Saudi Arabia and other oil producing nations in the Organization of the Petroleum Exporting Countries and its allies announced voluntary production cuts of around 1.1 million barrels a day, a surprise move they said was to support market stability.
The kingdom said it would cut 500,000 barrels a day from its production from May to the end of 2023, with other members of the group including Russia offering their own cuts. Saudi Arabia said the voluntary cut is in addition to the reduction in production agreed at the 33rd OPEC and non-OPEC Ministerial Meeting on Oct. 5, 2022.
The White House pushed back at the move. “We’re focused on prices for American consumers, not barrels, and prices have come down significantly since last year, more than $1.50 per gallon from their peak last summer,” the National Security Council said in a statement. “We will continue to work with all producers and consumers to ensure energy markets support economic growth and lower prices for American consumers.”
The oil cartel has seen prices for Brent crude, the international benchmark, fall 4.9% in March and 7.2% in the first quarter. It ended Friday at $79.77 a barrel, far below the $120 a barrel it reached last year after Russia’s invasion of Ukraine. It was down 24% as of Friday’s close from one year ago.
The average price of regular gasoline was $3.505 a gallon nationally, according to AAA as of Sunday. That is down from $4.20 a gallon this time last year.
Russia’s deputy prime minister, Alexander Novak, said it would extend a March production cut of 500,000 barrels a day through the end of the year, MarketWatch reported. Other counties announcing production cuts include Iraq, Kuwait, United Arab Emirates, Kazakhstan, Algeria, and Oman.
The U.S. and other nations have been battling inflation, with tensions already rising after last fall’s production cuts.
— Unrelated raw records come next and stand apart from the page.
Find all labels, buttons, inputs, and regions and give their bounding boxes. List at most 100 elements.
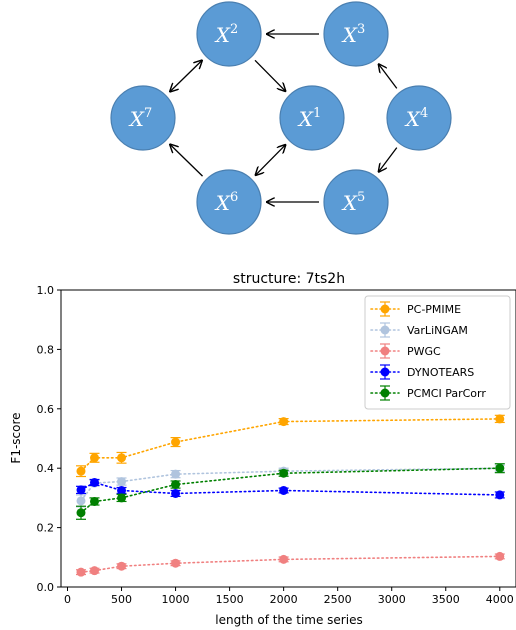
node-circle <box>323 169 389 235</box>
data-point <box>171 558 181 568</box>
node-label-base: X <box>297 107 314 131</box>
series-pcmci-parcorr <box>75 463 505 520</box>
legend-box <box>364 295 511 410</box>
node-label-superscript: 7 <box>144 106 152 121</box>
data-point <box>117 453 127 463</box>
series-line <box>80 555 501 573</box>
data-point <box>76 485 86 495</box>
graph-node-x1: X1 <box>279 85 345 151</box>
node-label-base: X <box>214 191 231 215</box>
legend-label: PC-PMIME <box>407 303 461 316</box>
node-label-superscript: 2 <box>230 22 238 37</box>
data-point <box>76 466 86 476</box>
x-tick-label: 0 <box>64 593 71 606</box>
node-label-superscript: 3 <box>357 22 365 37</box>
node-label-superscript: 4 <box>420 106 428 121</box>
legend-marker <box>380 388 390 398</box>
legend-entry-pc-pmime: PC-PMIME <box>370 301 461 317</box>
series-pwgc <box>75 551 505 577</box>
data-point <box>117 485 127 495</box>
node-label: X1 <box>297 106 322 131</box>
data-point <box>76 567 86 577</box>
node-label: X4 <box>404 106 429 131</box>
node-label-base: X <box>128 107 145 131</box>
data-point <box>171 469 181 479</box>
graph-node-x3: X3 <box>323 1 389 67</box>
node-label: X3 <box>341 22 366 47</box>
node-circle <box>110 85 176 151</box>
legend-label: PWGC <box>407 345 441 358</box>
graph-edge-x1-x6 <box>255 144 286 175</box>
node-label-base: X <box>341 191 358 215</box>
data-point <box>495 490 505 500</box>
legend-marker <box>380 325 390 335</box>
node-circle <box>386 85 452 151</box>
y-tick-label: 0.2 <box>37 522 55 535</box>
data-point <box>76 508 86 518</box>
y-tick-label: 1.0 <box>37 284 55 297</box>
node-circle <box>196 1 262 67</box>
node-circle <box>279 85 345 151</box>
legend-label: PCMCI ParCorr <box>407 387 486 400</box>
data-point <box>495 551 505 561</box>
plot-area: 0 500 1000 1500 2000 2500 3000 3500 4000 0.0 0.2 0.… <box>37 284 516 606</box>
data-point <box>495 414 505 424</box>
data-point <box>90 477 100 487</box>
y-tick-label: 0.6 <box>37 403 55 416</box>
graph-edge-x2-x1 <box>254 59 286 91</box>
data-point <box>171 437 181 447</box>
data-point <box>495 463 505 473</box>
x-tick-label: 500 <box>111 593 132 606</box>
y-tick-label: 0.8 <box>37 343 55 356</box>
data-point <box>117 561 127 571</box>
graph-node-x7: X7 <box>110 85 176 151</box>
node-label: X5 <box>341 190 366 215</box>
node-label-superscript: 1 <box>313 106 321 121</box>
data-point <box>171 488 181 498</box>
node-circle <box>196 169 262 235</box>
graph-node-x5: X5 <box>323 169 389 235</box>
data-point <box>90 496 100 506</box>
legend-entry-pwgc: PWGC <box>370 343 441 359</box>
series-line <box>80 418 501 472</box>
legend-entry-varlingam: VarLiNGAM <box>370 322 468 338</box>
x-tick-label: 3500 <box>432 593 460 606</box>
series-dynotears <box>75 477 505 500</box>
node-label: X6 <box>214 190 239 215</box>
node-label-base: X <box>341 23 358 47</box>
data-point <box>279 417 289 427</box>
node-circle <box>323 1 389 67</box>
node-label-base: X <box>214 23 231 47</box>
graph-node-x4: X4 <box>386 85 452 151</box>
graph-edge-x6-x7 <box>169 144 203 177</box>
x-tick-label: 1000 <box>162 593 190 606</box>
x-tick-label: 2000 <box>270 593 298 606</box>
legend-entry-dynotears: DYNOTEARS <box>370 364 474 380</box>
legend: PC-PMIME VarLiNGAM PWGC DYNOTEARS PCMCI ParC… <box>364 295 511 410</box>
plot-frame <box>60 289 516 588</box>
y-tick-label: 0.4 <box>37 462 55 475</box>
legend-marker <box>380 346 390 356</box>
node-label-superscript: 5 <box>357 190 365 205</box>
x-tick-label: 3000 <box>378 593 406 606</box>
node-label-superscript: 6 <box>230 190 238 205</box>
node-label: X2 <box>214 22 239 47</box>
data-point <box>90 453 100 463</box>
data-point <box>279 554 289 564</box>
legend-marker <box>380 367 390 377</box>
chart-title: structure: 7ts2h <box>233 271 345 287</box>
y-axis-label: F1-score <box>9 412 23 463</box>
y-tick-label: 0.0 <box>37 581 55 594</box>
x-tick-label: 1500 <box>216 593 244 606</box>
data-point <box>76 496 86 506</box>
graph-edge-x4-x3 <box>378 64 398 89</box>
graph-node-x2: X2 <box>196 1 262 67</box>
legend-label: VarLiNGAM <box>407 324 468 337</box>
series-pc-pmime <box>75 414 505 478</box>
data-point <box>279 468 289 478</box>
node-label: X7 <box>128 106 153 131</box>
legend-marker <box>380 304 390 314</box>
data-point <box>117 477 127 487</box>
graph-edge-x4-x5 <box>378 147 398 173</box>
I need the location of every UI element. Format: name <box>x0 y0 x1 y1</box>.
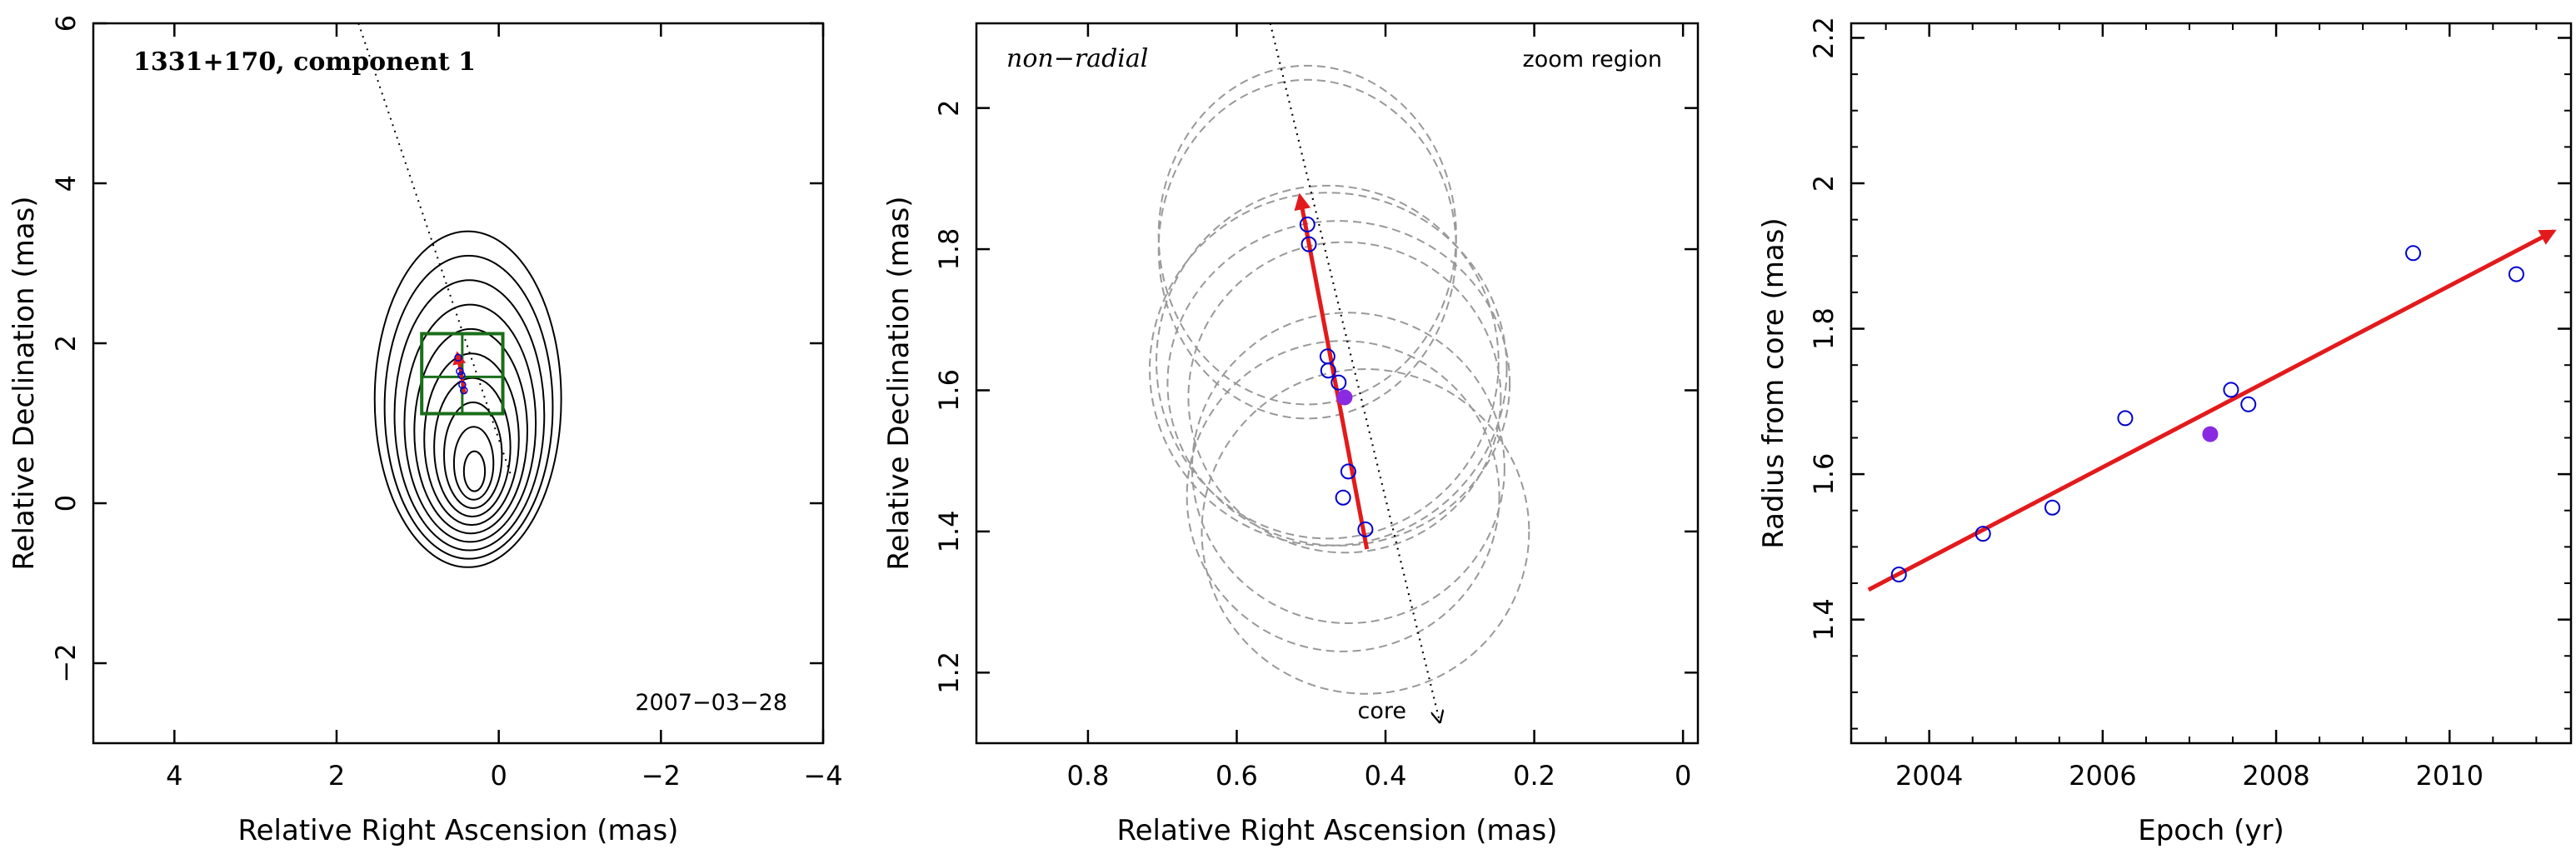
contour-map-panel: 4 2 0 −2 −4 −2 0 2 4 6 1331+170, component 1 2007… <box>7 15 843 847</box>
data-point <box>1357 521 1374 537</box>
y-tick-label: 1.6 <box>933 369 965 412</box>
plot-frame <box>975 22 1700 745</box>
beam-ellipse <box>1166 220 1511 547</box>
beam-ellipse <box>1149 192 1508 547</box>
component-position <box>456 367 464 376</box>
zoom-region-annotation: zoom region <box>1523 47 1662 72</box>
plot-frame <box>92 22 825 745</box>
x-tick-label: 2008 <box>2242 760 2309 792</box>
y-tick-label: 2 <box>933 99 965 116</box>
x-tick-label: 4 <box>166 760 182 792</box>
x-tick-label: 0 <box>490 760 507 792</box>
data-point <box>1974 526 1991 542</box>
contour-line <box>423 352 520 527</box>
contour-line <box>433 377 512 517</box>
y-axis-label: Relative Declination (mas) <box>7 196 41 570</box>
data-point <box>2223 382 2239 398</box>
x-axis-label: Relative Right Ascension (mas) <box>238 814 679 847</box>
radius-vs-epoch-panel: 2004 2006 2008 2010 1.4 1.6 1.8 2 2.2 Epoch (yr)… <box>1757 17 2573 847</box>
y-tick-label: 0 <box>50 495 82 512</box>
x-tick-label: 2 <box>328 760 345 792</box>
chart-title: 1331+170, component 1 <box>133 47 476 77</box>
axis-ticks: 0.8 0.6 0.4 0.2 0 1.2 1.4 1.6 1.8 2 <box>933 23 1698 792</box>
core-label: core <box>1358 698 1406 724</box>
core-direction-arrow <box>1269 23 1440 722</box>
radius-vs-epoch-content <box>1867 229 2557 592</box>
x-tick-label: −4 <box>803 760 842 792</box>
y-tick-label: 1.8 <box>933 228 965 271</box>
beam-ellipse <box>1157 78 1457 420</box>
component-position <box>454 353 462 362</box>
zoom-region-panel: 0.8 0.6 0.4 0.2 0 1.2 1.4 1.6 1.8 2 non−radial zo… <box>882 22 1700 847</box>
data-point <box>1330 374 1347 391</box>
x-tick-label: 2010 <box>2416 760 2484 792</box>
contour-line <box>393 279 546 552</box>
component-position <box>457 371 466 380</box>
zoom-region-content <box>1149 23 1530 722</box>
y-axis-label: Radius from core (mas) <box>1757 217 1790 548</box>
y-tick-label: 2 <box>1808 175 1840 192</box>
data-point <box>1335 489 1351 506</box>
y-tick-label: 1.2 <box>933 652 965 694</box>
data-point <box>1299 216 1315 232</box>
contour-line <box>403 303 537 543</box>
y-tick-label: 2.2 <box>1808 17 1840 59</box>
x-tick-label: 0 <box>1675 760 1691 792</box>
y-tick-label: 2 <box>50 335 82 352</box>
y-tick-label: −2 <box>50 643 82 682</box>
data-point <box>1340 463 1356 480</box>
contour-line <box>383 254 554 560</box>
component-position <box>458 381 467 389</box>
fit-arrow <box>1867 229 2557 592</box>
highlighted-epoch-point <box>1336 389 1353 406</box>
data-point <box>2240 396 2257 412</box>
plot-frame <box>1850 22 2573 745</box>
x-tick-label: 2006 <box>2069 760 2136 792</box>
data-point <box>1890 567 1907 583</box>
contour-line <box>462 450 487 492</box>
y-axis-label: Relative Declination (mas) <box>882 196 916 570</box>
y-tick-label: 1.4 <box>1808 598 1840 641</box>
contour-map-content <box>357 23 562 568</box>
x-tick-label: 2004 <box>1895 760 1963 792</box>
data-point <box>1300 236 1317 252</box>
contour-line <box>413 327 528 535</box>
x-axis-label: Relative Right Ascension (mas) <box>1117 814 1558 847</box>
axis-ticks: 2004 2006 2008 2010 1.4 1.6 1.8 2 2.2 <box>1808 17 2571 792</box>
y-tick-label: 4 <box>50 175 82 192</box>
beam-ellipse <box>1156 184 1500 540</box>
contour-line <box>443 401 503 509</box>
contour-line <box>373 230 562 568</box>
x-tick-label: 0.2 <box>1513 760 1555 792</box>
data-point <box>2508 266 2524 282</box>
x-tick-label: −2 <box>642 760 681 792</box>
data-point <box>2405 245 2422 262</box>
beam-ellipse <box>1191 312 1505 624</box>
axis-ticks: 4 2 0 −2 −4 −2 0 2 4 6 <box>50 15 843 792</box>
beam-ellipse <box>1186 340 1500 652</box>
x-tick-label: 0.4 <box>1365 760 1407 792</box>
data-point <box>1320 362 1336 379</box>
data-point <box>2044 499 2061 516</box>
data-point <box>2117 410 2134 427</box>
x-tick-label: 0.6 <box>1216 760 1258 792</box>
component-position <box>460 386 468 395</box>
motion-arrow <box>1294 192 1370 550</box>
y-tick-label: 6 <box>50 15 82 32</box>
contour-line <box>452 426 495 501</box>
x-tick-label: 0.8 <box>1066 760 1109 792</box>
beam-ellipse <box>1201 368 1530 695</box>
beam-ellipse <box>1187 241 1502 554</box>
epoch-annotation: 2007−03−28 <box>635 690 787 716</box>
y-tick-label: 1.6 <box>1808 453 1840 496</box>
y-tick-label: 1.8 <box>1808 307 1840 350</box>
chart-title: non−radial <box>1006 44 1148 73</box>
y-tick-label: 1.4 <box>933 510 965 552</box>
x-axis-label: Epoch (yr) <box>2138 814 2284 847</box>
highlighted-epoch-point <box>2202 426 2219 442</box>
core-direction-line <box>357 23 512 476</box>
The Biden administration has repeatedly called for production to increase, to make sure the price of gasoline at the retail pump stays lower than where it reached last summer.
Helima Croft, head of global commodity strategy at RBC Capital Markets, said in a note on Sunday that the move “can be read as another clear signal that Saudi Arabia and its OPEC partners will seek to short circuit further macro sell-offs and that Jay Powell is not the only central banker that matters,” referring to the Federal Reserve chairman.
From the kingdom’s perspective, Croft added, “the United States is now seen as just one of several partners, and that the bilateral relationship with China is rising in importance.”